On October 20, 1942, an extraordinary new art gallery opened on the fifth floor of 30 West 57th Street in New York City. Art of This Century was a pioneering exhibition space Entitled Art of This Century, it was like no exhibition space that had ever been seen before. Some of its innovations – intermittently the lights all went out in one section, and visitors heard the sound of an express train rushing by – were distinctly disconcerting.
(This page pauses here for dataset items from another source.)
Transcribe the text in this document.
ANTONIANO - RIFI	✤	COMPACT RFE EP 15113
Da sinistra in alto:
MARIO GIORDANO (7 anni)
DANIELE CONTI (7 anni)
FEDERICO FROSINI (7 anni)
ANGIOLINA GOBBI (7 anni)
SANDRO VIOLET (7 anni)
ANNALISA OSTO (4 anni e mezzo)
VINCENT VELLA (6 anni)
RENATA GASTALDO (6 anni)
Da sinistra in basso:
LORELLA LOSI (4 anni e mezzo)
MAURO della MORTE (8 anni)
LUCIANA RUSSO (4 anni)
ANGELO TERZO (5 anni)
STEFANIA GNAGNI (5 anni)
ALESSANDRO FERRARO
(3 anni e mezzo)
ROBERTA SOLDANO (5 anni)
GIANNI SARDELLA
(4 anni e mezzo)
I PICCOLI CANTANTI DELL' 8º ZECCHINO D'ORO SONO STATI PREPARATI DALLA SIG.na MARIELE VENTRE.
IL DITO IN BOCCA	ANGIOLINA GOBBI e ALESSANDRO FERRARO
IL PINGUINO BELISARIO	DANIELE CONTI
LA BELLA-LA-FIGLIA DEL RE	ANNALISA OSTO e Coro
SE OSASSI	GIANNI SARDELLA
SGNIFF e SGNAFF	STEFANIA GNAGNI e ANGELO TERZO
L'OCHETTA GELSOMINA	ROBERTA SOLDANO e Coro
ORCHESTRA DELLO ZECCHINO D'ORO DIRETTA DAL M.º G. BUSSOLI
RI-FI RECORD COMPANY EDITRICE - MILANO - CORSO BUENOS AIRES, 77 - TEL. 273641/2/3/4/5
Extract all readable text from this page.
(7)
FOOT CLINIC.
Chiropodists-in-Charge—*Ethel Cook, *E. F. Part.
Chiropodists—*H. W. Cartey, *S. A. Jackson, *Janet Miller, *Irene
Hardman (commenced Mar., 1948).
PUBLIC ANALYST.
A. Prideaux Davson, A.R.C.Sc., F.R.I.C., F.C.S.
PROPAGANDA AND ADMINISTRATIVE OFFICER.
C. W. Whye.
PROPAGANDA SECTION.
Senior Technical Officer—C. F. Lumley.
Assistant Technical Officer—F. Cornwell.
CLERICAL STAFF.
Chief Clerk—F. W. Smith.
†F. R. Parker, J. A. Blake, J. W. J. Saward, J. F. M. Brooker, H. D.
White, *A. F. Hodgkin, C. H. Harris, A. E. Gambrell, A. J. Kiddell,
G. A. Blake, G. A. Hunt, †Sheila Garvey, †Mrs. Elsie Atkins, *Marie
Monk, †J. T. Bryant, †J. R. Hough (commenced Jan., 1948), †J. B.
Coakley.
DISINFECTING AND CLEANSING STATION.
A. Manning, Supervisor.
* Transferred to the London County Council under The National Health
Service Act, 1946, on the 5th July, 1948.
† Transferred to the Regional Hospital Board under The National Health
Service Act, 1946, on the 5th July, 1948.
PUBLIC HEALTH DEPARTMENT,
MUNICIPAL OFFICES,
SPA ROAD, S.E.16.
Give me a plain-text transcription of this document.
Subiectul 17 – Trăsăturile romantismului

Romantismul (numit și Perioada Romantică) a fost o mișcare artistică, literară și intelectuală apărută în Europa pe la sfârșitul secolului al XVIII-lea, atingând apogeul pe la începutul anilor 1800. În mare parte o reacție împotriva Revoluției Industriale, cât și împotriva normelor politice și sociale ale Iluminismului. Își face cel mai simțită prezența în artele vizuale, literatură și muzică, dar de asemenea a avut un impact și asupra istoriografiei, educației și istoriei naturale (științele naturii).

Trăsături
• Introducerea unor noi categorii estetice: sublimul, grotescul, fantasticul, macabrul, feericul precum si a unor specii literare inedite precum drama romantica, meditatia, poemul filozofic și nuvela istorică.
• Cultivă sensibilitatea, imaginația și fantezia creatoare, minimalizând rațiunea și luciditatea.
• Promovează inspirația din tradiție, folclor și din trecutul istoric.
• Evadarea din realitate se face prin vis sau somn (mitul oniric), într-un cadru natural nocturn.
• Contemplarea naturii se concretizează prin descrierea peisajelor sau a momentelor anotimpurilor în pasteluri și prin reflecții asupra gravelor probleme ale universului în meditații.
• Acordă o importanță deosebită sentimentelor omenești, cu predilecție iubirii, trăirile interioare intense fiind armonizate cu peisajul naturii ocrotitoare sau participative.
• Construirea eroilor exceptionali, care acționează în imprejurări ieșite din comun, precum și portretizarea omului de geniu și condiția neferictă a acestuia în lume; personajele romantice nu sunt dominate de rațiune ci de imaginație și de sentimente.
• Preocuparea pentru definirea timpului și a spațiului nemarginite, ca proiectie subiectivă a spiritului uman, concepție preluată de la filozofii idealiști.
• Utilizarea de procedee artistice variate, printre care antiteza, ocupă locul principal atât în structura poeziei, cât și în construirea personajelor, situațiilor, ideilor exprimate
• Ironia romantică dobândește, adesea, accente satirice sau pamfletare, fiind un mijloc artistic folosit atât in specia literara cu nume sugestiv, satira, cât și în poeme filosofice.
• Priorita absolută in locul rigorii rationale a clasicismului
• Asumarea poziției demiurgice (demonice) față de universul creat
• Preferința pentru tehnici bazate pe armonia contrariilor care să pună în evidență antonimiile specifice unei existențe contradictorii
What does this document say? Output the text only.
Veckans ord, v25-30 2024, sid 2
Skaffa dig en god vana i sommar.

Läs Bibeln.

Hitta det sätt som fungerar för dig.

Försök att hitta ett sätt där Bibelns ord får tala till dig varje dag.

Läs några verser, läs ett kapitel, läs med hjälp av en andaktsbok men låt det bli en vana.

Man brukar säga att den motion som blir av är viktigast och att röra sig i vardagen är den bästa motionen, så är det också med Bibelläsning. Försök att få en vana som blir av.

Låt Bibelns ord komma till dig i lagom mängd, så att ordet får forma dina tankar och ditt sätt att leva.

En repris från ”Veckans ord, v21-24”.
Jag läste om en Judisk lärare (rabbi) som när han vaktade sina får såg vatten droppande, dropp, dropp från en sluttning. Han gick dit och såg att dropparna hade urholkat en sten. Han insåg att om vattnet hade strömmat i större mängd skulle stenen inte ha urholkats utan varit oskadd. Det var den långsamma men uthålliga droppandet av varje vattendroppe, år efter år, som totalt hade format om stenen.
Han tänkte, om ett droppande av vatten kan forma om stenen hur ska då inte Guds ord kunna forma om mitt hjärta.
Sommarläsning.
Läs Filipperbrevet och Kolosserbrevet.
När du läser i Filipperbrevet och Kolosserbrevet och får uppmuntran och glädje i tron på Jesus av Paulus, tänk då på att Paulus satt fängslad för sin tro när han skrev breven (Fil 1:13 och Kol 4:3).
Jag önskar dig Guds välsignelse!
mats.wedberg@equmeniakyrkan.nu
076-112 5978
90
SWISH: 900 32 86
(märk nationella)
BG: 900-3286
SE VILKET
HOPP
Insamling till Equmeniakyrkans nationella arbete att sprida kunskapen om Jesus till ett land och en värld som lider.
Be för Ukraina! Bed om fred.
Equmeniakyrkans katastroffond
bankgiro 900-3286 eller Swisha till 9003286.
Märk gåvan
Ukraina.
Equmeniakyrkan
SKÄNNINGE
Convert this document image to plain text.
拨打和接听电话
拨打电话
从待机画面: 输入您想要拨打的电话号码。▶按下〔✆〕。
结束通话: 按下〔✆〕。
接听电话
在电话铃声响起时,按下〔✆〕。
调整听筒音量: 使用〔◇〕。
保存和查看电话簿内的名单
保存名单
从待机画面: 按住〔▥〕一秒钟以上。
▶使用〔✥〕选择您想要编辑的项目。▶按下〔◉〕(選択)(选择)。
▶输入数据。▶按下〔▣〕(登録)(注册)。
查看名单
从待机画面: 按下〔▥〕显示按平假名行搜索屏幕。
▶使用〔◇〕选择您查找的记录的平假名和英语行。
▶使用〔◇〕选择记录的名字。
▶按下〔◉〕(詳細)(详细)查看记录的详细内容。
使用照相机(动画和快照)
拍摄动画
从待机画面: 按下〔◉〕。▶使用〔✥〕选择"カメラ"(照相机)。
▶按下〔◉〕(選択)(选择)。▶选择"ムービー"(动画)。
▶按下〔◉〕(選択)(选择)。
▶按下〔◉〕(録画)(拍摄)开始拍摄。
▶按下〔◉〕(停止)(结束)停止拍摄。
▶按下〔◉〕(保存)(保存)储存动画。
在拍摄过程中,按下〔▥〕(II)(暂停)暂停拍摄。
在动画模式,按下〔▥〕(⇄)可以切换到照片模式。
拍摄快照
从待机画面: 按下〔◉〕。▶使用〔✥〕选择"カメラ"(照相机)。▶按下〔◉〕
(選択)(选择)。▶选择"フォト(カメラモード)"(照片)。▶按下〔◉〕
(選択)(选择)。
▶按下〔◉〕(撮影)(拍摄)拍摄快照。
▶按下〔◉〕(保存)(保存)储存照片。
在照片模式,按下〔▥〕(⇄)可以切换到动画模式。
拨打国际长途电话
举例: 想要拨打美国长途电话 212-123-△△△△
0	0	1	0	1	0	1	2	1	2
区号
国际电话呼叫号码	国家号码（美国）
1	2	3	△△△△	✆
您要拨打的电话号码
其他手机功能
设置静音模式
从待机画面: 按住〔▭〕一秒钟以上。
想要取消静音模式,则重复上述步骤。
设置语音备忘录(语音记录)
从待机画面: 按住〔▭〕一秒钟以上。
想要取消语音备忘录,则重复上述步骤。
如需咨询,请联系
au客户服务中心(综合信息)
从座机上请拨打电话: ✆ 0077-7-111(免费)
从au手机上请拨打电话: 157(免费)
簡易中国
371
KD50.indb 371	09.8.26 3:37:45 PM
This was not a place for calm contemplation, but a gallery calculated to shock and amaze – suitably, since among the works on view that night were many masterpieces of Surrealist art. The lighting was defended by the gallery’s designer, Frederick Kiesler, on the grounds that: “Its dynamic pulsates like your blood.” Eccentric though it was, Art of this Century – and its owner, Peggy Guggenheim – presided over one of the crucial transitions in 20th-century art. It was there, more than any other place, that the torch of Modernism was passed from its European originators to the still unknown artists of New York.
One of the latter, named Jackson Pollock, was then existing on a monthly stipend from Guggenheim of $150. Pollock was by no means her sole dependant. New York in 1942 was populated by a throng of exiles from avant-garde Paris, among them the poet André Breton, leader of the Surrealists, and the artists Marcel Duchamp, Piet Mondrian, and Max Ernst.